Nothing, you know, toxic, nothing overtly heteronormative..." and you've already lost the plot.

So progressivism isn't feminist, it's gynosupremacist. I'm not surprised that obligate misandrists think their enemy thinks exactly as they do with the valence switched; hence the claim that everything a man does is "misogyny", and other misunderstandings where critiques of behavior are not understood to be distinct from critiques of identity.

"Cultural construction" can do a lot, but it cannot lightly obliterate thousands of years of natural selection.

And this is something progressives/gynosupremacists are on the high side of now. Physical equality between the genders has resulted in a major power imbalance in favor of the one that had to evolve a separate system to compete for resources; it's not a fight men are going to win in the short term seeing as how the weapon that is "200,000 years of sociobiological specialization in getting men to do things on your behalf" is parked right on their doorsteps with very little in the way of counterbalance. The sexes did not evolve co-operatively (and any co-operation that does exist must be defended by mothers for sons, and fathers for daughters; most of the post-1980s lack of male role models is mainly due to women having done away with them- claimed it was "unsafe", if I recall correctly).

I think the progressive response is probably retrenchment on the idea that, surely, anyone can be taught to be anything, given sufficiently quality teaching methods.

I dunno; judging by how they vote, teaching young men to work against their interests is pretty effective, actually.

I also find privacy warrior claims rather, lets say, Joker-level anarchistic about rule of law. Everyone should have end-to-end encrypted messaging and the government should be locked out of private spaces no matter what.

The steelman for this being "if technology is basically just telepathy, why should "because it's technically possible" ever be a valid argument for society to have any right to monitor the contents of the communication"? The strongest right is one you can guarantee personally, after all.
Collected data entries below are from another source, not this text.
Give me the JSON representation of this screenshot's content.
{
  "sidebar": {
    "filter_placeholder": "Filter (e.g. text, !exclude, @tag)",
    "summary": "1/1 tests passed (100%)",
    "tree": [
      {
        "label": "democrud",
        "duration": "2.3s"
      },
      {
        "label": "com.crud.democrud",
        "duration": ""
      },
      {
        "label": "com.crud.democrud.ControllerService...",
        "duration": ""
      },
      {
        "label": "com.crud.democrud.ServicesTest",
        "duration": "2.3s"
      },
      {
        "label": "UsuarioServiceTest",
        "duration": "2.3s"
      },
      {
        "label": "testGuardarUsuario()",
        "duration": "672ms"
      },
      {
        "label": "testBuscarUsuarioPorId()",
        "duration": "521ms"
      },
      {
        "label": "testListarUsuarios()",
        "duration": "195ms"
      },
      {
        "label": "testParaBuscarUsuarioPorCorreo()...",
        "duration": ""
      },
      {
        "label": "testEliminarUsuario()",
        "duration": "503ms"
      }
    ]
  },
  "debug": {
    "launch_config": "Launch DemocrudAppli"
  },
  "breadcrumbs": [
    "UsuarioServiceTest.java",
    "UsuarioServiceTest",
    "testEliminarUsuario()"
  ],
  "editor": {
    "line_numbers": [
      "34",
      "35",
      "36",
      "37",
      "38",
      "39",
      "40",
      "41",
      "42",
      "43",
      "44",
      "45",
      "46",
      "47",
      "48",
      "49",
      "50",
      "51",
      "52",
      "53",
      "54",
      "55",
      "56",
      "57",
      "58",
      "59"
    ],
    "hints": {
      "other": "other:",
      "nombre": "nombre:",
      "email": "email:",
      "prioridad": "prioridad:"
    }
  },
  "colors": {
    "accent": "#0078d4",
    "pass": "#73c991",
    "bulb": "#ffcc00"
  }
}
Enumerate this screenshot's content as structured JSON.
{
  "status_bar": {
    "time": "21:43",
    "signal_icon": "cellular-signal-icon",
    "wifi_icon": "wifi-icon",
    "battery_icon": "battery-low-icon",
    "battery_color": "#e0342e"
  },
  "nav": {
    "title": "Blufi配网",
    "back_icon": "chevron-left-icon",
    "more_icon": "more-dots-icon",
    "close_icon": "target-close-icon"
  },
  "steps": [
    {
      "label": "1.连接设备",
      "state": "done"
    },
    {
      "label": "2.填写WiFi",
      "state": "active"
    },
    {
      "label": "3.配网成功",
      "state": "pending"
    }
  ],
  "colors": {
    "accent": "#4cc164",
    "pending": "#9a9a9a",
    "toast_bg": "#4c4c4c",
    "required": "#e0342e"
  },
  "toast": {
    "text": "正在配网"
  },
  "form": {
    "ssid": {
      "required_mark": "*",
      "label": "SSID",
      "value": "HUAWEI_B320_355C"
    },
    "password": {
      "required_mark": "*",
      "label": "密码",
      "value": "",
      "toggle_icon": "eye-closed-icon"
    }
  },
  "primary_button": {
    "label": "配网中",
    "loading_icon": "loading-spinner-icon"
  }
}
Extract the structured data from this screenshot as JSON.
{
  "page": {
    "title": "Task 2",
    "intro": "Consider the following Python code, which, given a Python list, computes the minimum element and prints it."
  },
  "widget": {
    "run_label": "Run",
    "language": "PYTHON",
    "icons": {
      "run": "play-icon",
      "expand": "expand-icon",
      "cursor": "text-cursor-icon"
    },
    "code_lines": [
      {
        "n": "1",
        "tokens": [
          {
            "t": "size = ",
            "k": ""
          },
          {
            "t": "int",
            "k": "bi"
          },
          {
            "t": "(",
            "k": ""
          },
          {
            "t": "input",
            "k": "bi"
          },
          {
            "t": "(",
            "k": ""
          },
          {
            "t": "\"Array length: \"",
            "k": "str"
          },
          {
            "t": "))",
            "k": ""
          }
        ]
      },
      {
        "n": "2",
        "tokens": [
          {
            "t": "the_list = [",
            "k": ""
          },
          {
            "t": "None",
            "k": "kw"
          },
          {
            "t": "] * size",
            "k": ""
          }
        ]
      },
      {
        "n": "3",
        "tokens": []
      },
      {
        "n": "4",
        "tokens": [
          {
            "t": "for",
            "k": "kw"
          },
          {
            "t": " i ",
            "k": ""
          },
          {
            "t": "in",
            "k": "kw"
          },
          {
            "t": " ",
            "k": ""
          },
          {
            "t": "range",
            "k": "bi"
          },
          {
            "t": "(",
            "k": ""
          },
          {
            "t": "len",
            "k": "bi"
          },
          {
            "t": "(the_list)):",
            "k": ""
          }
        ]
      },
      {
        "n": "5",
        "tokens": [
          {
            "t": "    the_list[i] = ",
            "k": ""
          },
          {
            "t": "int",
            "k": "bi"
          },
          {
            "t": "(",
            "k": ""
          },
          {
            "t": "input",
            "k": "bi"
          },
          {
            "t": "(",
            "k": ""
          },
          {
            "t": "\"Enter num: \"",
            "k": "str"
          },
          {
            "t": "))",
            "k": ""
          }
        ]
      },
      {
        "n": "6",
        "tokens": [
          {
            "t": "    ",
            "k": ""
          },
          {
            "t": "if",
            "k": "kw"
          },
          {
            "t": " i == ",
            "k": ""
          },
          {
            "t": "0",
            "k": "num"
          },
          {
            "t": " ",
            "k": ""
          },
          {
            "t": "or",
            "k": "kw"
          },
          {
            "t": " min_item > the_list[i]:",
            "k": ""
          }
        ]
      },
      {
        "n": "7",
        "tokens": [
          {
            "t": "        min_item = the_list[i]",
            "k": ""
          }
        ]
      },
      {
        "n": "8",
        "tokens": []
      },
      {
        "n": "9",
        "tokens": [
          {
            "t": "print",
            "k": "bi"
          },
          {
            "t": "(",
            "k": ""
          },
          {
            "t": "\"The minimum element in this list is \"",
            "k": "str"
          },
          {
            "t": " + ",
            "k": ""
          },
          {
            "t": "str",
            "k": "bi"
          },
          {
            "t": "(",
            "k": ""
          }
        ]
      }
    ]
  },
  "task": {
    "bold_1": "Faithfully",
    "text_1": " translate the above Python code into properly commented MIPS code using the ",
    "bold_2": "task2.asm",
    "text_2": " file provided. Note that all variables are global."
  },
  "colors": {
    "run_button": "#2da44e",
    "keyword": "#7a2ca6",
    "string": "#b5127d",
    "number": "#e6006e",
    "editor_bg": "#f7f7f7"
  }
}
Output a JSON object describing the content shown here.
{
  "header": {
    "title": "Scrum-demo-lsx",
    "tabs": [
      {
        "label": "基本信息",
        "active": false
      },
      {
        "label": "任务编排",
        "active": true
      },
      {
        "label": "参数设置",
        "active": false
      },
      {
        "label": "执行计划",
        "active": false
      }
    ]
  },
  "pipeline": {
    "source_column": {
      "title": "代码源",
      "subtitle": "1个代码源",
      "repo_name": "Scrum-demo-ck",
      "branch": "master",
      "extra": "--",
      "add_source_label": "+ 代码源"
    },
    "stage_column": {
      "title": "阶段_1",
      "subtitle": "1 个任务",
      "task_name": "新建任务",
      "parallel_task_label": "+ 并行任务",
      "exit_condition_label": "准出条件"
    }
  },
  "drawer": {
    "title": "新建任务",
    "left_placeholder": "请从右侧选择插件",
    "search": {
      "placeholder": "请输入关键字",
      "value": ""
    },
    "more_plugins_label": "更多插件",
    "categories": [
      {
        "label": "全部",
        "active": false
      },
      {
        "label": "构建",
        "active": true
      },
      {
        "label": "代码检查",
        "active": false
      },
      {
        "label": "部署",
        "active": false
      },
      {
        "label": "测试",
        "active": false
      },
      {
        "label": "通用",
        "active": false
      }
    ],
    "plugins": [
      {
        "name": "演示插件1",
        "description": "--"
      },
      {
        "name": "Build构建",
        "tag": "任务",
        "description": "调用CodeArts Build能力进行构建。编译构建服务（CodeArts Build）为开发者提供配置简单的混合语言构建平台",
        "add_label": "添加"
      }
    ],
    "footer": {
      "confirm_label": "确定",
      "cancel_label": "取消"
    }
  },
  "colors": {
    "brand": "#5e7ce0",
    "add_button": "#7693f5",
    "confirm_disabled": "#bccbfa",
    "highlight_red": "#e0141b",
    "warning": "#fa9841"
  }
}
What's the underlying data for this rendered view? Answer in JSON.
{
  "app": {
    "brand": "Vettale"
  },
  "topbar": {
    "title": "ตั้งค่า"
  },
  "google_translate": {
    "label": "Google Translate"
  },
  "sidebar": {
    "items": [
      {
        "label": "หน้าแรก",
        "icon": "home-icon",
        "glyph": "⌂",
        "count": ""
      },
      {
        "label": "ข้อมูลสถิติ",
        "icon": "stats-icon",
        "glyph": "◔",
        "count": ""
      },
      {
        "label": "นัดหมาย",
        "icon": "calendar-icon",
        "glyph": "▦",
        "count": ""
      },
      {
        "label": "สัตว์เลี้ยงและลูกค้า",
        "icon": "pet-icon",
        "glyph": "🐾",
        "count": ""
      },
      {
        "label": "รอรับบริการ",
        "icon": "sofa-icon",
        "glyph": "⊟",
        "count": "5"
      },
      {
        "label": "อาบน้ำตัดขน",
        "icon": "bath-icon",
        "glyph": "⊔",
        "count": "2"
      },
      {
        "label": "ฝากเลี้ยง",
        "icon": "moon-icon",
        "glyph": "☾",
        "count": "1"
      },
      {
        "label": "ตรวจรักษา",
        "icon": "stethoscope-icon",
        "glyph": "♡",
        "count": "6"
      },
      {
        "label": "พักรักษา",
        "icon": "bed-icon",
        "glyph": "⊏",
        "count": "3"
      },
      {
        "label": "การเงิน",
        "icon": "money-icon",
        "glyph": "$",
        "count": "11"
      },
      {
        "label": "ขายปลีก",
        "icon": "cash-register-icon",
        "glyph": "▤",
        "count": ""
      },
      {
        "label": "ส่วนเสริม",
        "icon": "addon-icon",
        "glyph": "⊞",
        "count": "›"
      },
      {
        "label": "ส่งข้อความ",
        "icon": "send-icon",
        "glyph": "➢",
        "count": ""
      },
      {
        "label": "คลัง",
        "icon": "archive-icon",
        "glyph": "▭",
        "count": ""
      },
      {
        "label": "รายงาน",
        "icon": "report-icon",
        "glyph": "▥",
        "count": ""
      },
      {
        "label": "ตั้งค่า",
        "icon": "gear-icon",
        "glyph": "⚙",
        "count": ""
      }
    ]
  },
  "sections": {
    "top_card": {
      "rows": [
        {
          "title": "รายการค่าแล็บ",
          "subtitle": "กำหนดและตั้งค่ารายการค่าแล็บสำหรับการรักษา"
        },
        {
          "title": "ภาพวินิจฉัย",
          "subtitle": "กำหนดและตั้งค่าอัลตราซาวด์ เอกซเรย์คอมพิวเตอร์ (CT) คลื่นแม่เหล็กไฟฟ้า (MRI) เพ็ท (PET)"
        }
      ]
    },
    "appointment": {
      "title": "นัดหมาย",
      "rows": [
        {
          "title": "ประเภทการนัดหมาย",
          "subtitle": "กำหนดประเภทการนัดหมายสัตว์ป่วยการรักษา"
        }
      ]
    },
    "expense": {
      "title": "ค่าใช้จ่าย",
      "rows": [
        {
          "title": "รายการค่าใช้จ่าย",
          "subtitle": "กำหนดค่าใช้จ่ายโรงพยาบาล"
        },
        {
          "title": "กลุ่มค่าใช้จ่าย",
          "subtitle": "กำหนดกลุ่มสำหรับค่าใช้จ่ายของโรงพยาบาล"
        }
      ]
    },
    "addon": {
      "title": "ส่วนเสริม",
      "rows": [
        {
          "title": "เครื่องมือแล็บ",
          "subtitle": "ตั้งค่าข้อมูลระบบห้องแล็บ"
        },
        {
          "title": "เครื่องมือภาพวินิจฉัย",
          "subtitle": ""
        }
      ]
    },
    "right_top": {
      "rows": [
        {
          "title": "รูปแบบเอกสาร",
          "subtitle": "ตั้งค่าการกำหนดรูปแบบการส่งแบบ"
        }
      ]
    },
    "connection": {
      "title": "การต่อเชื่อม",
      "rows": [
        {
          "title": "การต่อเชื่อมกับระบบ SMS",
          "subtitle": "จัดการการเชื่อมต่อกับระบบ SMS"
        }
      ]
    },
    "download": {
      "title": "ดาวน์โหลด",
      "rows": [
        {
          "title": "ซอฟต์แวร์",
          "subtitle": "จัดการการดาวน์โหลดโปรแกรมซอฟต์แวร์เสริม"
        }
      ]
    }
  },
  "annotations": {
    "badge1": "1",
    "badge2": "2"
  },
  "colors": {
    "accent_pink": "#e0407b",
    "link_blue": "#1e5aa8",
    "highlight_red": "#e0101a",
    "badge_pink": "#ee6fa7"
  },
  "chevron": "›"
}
In no other domain do we accept a claim like "this dungeon in my house is off limits even to detectives with a court order because it is my private property"

We have at least 2; attorney-client, and religious priest-confessor.

this digital cache of self-produced child pornography is something we can take to our graves regardless of any legitimate pursuit of justice.

We throw, and threaten to throw, teenagers in jail all the time over this. It is probably good that they take steps to defend themselves if they're going to engage in this activity to avoid the current environment of societal overreaction; the entire point of "rights" is to limit the damage society can do when (not if) it overreacts (the flip side of the coin being "ticking time bomb plots", but I'm willing to trade the lives lost in those for the ones saved due to them not committing suicide any more over this).

The level of hostility towards government here surpasses any of government's responsibility to protect its citizenry.

The overwhelming majority of murders worldwide in the 20th century were perpetrated in an organized fashion by governments targeting their own citizens (organized mobs using simple demographic criteria make up most of the rest); the impulse to make one a harder target against those is only natural. Proponents of this approach can point to things like census records being burned to stop an angry invading force from determining which people were going to the concentration camps and which were not. The Germans are well-acquainted with this; being that they have committed the overwhelming majority of murder on the European continent in the last 100 years probably has something to do with that.

The fact that privacy fretting appears to primarily afflict men (with notable exceptions like Naomi Brockwell) suggests that there must be something autistic about it.

While there are a variety of reasons why this is true, men are murdered more often than women; I don't think it's more complex than that.